Fakt ist nämlich, dass viele Unternehmen den Facharbeiter-Mangel mehr oder weniger drastisch spüren. "Fachkräfte sind ein knappes Gut, sagt denn auch Landrat Jochen Hagt, der als Schirmherr der Messe fungiert. Es gelte, die suchenden Betriebe und potentielle Interessenten an einem Tag näher zusammenzubringen. Für Rainer Drescher zeigt die "sensationelle Resonanz" der Arbeitgeber aus den Branchen Maschinen- und Anlagenbau, Kunststofftechnik, Elektrotechnik, Gesundheit, Gastronomie und Zeitarbeit, dass man mit dieser Messe-Premiere absolut richtig liege. Über 60 Helfer sorgen am 15. Juni dafür, dass alles reibungslos läuft und keine Fragen offenbleiben. Für Marcus Weichert, Geschäftsführer der Agentur für Arbeit Bergisch Gladbach,  geht es bei der Messe auch darum, versteckte Potentiale bei Beschäftigten zu heben, die bislang brachliegen würden. Außerdem müssten Distanzen zwischen Unternehmen und beruflichen Wiedereinsteigern, die etwa über Jahre Familienangehörige gepflegt hätten, überwunden werden.

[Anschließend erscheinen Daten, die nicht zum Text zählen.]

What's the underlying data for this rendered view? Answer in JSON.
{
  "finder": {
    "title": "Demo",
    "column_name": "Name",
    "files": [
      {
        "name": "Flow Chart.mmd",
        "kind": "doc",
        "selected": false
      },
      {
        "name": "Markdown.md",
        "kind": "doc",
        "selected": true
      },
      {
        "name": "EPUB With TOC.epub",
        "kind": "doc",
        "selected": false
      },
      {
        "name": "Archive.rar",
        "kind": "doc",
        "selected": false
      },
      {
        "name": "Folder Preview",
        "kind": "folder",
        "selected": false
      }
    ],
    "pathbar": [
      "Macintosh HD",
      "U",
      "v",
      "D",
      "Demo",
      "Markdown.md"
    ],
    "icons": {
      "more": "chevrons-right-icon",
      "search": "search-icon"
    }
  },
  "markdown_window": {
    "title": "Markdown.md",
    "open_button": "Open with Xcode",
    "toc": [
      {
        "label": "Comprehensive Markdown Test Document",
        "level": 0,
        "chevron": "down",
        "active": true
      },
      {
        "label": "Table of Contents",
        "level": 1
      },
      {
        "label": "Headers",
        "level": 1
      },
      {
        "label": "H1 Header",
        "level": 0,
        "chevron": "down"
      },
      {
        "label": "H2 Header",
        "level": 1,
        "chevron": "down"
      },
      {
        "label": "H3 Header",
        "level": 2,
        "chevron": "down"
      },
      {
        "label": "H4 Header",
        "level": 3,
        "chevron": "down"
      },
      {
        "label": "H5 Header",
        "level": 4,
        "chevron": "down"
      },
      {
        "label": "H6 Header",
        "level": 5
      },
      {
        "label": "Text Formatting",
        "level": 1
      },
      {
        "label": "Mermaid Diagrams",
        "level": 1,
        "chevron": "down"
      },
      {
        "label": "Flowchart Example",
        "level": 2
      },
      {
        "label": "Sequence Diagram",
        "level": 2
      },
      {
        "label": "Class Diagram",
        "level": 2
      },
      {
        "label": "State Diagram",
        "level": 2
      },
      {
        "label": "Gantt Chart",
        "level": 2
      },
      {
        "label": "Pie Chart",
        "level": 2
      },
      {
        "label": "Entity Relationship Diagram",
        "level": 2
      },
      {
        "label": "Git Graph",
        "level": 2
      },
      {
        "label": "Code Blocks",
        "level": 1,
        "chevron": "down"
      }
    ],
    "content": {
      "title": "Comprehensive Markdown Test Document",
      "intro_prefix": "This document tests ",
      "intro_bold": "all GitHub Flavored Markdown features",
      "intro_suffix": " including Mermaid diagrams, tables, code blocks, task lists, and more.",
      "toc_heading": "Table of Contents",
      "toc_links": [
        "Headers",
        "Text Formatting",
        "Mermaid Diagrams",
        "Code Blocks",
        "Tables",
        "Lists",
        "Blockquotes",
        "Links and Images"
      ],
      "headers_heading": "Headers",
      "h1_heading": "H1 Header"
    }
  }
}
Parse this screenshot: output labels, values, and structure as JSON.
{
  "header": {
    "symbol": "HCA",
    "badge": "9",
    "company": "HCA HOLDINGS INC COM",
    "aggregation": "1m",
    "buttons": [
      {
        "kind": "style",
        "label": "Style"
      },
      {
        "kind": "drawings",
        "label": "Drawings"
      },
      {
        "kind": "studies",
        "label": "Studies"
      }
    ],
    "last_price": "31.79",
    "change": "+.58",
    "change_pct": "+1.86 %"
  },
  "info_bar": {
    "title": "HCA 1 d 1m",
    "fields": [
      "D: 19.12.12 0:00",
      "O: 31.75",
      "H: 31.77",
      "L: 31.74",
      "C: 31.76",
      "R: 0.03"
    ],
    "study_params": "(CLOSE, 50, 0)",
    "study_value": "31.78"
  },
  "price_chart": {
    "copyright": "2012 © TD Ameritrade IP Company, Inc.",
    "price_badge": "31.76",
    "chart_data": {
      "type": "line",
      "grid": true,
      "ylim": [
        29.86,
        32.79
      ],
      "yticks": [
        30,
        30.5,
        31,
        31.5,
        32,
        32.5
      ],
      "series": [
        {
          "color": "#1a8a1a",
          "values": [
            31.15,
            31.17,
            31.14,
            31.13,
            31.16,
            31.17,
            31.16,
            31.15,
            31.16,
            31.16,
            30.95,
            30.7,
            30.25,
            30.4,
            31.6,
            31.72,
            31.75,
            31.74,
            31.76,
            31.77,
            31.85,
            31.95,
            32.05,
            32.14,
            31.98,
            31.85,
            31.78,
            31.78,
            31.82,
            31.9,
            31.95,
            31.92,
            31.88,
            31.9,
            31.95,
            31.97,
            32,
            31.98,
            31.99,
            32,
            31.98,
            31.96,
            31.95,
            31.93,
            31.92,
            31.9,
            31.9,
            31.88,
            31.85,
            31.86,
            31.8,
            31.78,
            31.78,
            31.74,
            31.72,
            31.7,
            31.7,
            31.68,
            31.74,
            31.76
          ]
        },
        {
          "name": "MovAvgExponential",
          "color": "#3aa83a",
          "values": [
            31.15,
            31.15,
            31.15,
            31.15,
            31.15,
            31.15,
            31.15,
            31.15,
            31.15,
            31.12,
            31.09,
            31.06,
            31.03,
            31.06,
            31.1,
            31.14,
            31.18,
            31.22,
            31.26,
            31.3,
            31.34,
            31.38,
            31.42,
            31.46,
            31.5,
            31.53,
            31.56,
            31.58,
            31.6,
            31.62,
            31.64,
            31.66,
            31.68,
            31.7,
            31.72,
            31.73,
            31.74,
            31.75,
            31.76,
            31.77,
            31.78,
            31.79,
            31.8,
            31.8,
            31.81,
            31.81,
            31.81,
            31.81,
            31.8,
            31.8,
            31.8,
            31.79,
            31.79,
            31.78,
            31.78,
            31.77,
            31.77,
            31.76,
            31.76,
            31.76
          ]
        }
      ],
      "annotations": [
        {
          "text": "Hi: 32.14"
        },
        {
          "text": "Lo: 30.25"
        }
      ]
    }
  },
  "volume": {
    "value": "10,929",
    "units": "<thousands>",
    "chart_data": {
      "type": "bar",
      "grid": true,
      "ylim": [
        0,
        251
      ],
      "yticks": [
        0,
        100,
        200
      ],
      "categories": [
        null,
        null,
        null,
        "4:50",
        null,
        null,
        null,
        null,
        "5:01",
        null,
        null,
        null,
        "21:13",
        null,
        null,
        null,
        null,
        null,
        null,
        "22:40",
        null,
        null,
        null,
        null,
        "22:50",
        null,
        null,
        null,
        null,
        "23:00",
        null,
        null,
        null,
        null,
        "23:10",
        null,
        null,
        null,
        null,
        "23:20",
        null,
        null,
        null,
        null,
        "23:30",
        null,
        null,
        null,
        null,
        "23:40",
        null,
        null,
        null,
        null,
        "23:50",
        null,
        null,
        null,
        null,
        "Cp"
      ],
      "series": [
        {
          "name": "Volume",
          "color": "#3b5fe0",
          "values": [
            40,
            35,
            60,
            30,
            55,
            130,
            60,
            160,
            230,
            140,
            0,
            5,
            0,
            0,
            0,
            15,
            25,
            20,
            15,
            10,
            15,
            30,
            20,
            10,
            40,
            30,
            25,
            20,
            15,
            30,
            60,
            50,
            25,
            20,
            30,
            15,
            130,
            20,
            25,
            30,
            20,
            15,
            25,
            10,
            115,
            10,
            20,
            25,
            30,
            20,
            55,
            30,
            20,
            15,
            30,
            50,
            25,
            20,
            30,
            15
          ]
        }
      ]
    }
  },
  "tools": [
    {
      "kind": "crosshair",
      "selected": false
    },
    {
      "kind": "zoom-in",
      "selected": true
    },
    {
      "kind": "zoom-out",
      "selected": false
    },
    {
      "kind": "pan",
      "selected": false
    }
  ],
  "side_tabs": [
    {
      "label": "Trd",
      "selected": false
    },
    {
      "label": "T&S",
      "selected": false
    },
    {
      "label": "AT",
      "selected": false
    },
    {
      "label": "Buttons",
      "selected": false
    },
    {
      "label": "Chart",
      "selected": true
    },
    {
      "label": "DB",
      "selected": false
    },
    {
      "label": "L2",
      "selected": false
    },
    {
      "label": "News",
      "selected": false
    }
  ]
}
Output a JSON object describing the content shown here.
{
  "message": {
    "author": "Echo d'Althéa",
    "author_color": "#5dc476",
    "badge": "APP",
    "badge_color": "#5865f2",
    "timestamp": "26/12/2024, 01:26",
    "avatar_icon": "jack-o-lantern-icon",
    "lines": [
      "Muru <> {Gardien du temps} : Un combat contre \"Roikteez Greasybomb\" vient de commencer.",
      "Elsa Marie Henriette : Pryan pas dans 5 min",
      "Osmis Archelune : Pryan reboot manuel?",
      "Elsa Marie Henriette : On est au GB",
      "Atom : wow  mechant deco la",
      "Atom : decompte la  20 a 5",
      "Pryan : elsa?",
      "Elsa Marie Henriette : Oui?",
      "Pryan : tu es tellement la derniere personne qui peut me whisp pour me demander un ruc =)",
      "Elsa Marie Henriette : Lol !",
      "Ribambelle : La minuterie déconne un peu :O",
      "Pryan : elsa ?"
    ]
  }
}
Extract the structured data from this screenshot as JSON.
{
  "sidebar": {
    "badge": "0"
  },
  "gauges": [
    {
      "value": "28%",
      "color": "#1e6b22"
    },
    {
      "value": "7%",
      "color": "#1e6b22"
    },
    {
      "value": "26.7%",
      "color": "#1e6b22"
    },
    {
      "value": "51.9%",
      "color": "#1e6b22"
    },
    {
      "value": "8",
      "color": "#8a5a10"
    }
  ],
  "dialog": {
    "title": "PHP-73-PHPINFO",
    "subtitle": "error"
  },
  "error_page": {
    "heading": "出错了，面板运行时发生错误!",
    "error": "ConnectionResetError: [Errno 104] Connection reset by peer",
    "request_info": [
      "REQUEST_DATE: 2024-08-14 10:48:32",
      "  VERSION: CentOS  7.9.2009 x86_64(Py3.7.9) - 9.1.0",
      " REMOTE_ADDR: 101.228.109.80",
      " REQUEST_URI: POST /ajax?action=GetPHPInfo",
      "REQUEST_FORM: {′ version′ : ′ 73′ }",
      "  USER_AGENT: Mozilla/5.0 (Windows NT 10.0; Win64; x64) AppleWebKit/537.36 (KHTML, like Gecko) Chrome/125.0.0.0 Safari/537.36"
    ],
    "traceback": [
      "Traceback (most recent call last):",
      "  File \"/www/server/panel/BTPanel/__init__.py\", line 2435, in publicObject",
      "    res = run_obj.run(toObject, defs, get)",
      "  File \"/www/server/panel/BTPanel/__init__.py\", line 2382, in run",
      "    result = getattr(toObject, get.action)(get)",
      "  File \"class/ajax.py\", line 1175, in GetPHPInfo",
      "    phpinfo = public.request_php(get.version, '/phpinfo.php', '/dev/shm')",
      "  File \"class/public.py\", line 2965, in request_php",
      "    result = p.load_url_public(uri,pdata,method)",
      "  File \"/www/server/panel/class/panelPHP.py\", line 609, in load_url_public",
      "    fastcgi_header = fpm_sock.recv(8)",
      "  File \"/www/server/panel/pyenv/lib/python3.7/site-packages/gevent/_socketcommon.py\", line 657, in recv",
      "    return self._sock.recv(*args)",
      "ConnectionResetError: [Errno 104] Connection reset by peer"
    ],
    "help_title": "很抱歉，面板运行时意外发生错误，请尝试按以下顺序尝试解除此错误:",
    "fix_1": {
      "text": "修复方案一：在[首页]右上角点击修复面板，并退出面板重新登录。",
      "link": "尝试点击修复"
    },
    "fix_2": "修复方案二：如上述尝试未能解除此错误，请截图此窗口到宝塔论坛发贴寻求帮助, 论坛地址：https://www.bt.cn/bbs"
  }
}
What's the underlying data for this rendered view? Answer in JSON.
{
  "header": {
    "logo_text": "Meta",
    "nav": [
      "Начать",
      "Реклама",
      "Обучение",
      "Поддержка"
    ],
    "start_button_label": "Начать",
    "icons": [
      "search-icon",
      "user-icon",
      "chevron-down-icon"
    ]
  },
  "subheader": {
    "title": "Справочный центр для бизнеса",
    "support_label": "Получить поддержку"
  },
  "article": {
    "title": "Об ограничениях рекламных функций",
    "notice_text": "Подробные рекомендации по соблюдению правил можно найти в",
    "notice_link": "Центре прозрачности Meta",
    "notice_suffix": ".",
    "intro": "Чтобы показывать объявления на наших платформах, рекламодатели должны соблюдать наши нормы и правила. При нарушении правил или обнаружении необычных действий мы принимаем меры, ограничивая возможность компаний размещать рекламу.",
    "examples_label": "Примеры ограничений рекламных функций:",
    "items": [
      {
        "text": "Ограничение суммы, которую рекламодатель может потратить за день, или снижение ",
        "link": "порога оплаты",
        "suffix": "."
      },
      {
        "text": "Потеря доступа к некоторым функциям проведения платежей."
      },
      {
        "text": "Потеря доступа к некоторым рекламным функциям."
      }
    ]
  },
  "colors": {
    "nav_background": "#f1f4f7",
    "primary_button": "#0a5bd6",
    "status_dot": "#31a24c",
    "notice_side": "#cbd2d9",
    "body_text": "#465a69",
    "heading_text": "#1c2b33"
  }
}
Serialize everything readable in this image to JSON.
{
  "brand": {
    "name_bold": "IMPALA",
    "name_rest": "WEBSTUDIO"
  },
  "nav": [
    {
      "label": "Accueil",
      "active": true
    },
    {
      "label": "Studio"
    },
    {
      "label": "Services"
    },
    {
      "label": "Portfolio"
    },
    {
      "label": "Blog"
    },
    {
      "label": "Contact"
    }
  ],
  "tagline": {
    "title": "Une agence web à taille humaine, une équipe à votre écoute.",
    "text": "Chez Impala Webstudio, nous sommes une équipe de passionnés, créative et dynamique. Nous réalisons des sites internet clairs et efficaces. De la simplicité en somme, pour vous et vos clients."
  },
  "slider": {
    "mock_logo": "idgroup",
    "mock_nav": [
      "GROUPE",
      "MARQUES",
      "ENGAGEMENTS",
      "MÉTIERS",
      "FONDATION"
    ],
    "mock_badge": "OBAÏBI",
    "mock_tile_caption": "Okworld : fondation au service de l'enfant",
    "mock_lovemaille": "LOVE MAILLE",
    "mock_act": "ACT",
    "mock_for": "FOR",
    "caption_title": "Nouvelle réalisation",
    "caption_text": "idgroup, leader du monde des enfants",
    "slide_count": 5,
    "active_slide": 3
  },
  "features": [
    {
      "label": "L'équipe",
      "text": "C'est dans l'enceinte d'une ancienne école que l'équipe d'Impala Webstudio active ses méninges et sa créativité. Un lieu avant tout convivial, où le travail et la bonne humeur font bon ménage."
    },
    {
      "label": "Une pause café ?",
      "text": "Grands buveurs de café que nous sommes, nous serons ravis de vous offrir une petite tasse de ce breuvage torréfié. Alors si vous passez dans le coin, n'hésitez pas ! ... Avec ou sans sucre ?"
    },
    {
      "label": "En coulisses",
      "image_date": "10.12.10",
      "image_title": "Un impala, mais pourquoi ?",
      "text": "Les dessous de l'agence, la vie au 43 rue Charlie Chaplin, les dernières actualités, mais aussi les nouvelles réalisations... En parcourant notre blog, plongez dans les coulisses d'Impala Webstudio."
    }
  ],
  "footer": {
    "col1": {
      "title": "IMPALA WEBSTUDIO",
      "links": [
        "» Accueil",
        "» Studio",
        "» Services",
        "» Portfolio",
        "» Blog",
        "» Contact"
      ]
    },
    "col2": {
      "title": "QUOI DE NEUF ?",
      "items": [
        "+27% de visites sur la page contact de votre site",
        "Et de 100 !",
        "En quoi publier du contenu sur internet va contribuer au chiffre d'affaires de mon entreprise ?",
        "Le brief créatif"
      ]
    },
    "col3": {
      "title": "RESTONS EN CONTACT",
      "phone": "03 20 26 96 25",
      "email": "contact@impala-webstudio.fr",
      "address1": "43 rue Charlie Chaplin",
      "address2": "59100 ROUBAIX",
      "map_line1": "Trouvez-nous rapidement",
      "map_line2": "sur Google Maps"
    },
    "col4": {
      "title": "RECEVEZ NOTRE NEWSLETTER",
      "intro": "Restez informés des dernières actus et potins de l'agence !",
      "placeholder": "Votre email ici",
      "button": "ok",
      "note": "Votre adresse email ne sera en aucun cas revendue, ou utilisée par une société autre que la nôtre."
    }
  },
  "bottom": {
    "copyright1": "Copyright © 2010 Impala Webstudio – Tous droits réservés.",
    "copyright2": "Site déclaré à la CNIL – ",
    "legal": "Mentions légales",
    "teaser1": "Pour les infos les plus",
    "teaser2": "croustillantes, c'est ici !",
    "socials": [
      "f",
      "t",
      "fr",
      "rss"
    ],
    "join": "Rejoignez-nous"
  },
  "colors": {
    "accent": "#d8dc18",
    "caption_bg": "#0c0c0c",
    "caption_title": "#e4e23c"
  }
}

Für Uwe Cujai von der Wirtschaftsförderung des Oberbergischen Kreises kommt es darauf an, vor allem viele Menschen über die Job-Chancen im Oberbergischen aufzuklären. mancher wisse gar nicht, welche Möglichkeiten in der Nähe zum Wohnort bestünden. "Wir wollen diejenigen abholen, die es leid sind, morgens und abends auf der A 4 im Stau zu stehen."  Auch Birgit Steuer, Leiterin der Regionalagentur Köln, begrüßte die Messe nachdrücklich. So würden alle Akteure des regionalen Arbeitsmarktes zusammengebunden und könnten sich den Arbeitsuchenden als Einheit präsentieren. Am 15. Juni erwartet Besucher ein ganztägiges Programm. Von 10 bis 18 Uhr gibt es die Möglichkeit, mit regionalen Unternehmen ins Gespräch zu kommen und sich zu bewerben. Darüber hinaus gibt es vielfältige Informationen und Vorträge. Auch gibt es die Möglichkeit, eigene Bewerbungsunterlagen von Experten prüfen und gegebenenfalls optimieren zu lassen. Kostenlose Bewerbungsfotos, einschließlich eine zuvor erfolgten Stylings, werden ebenfalls angeboten.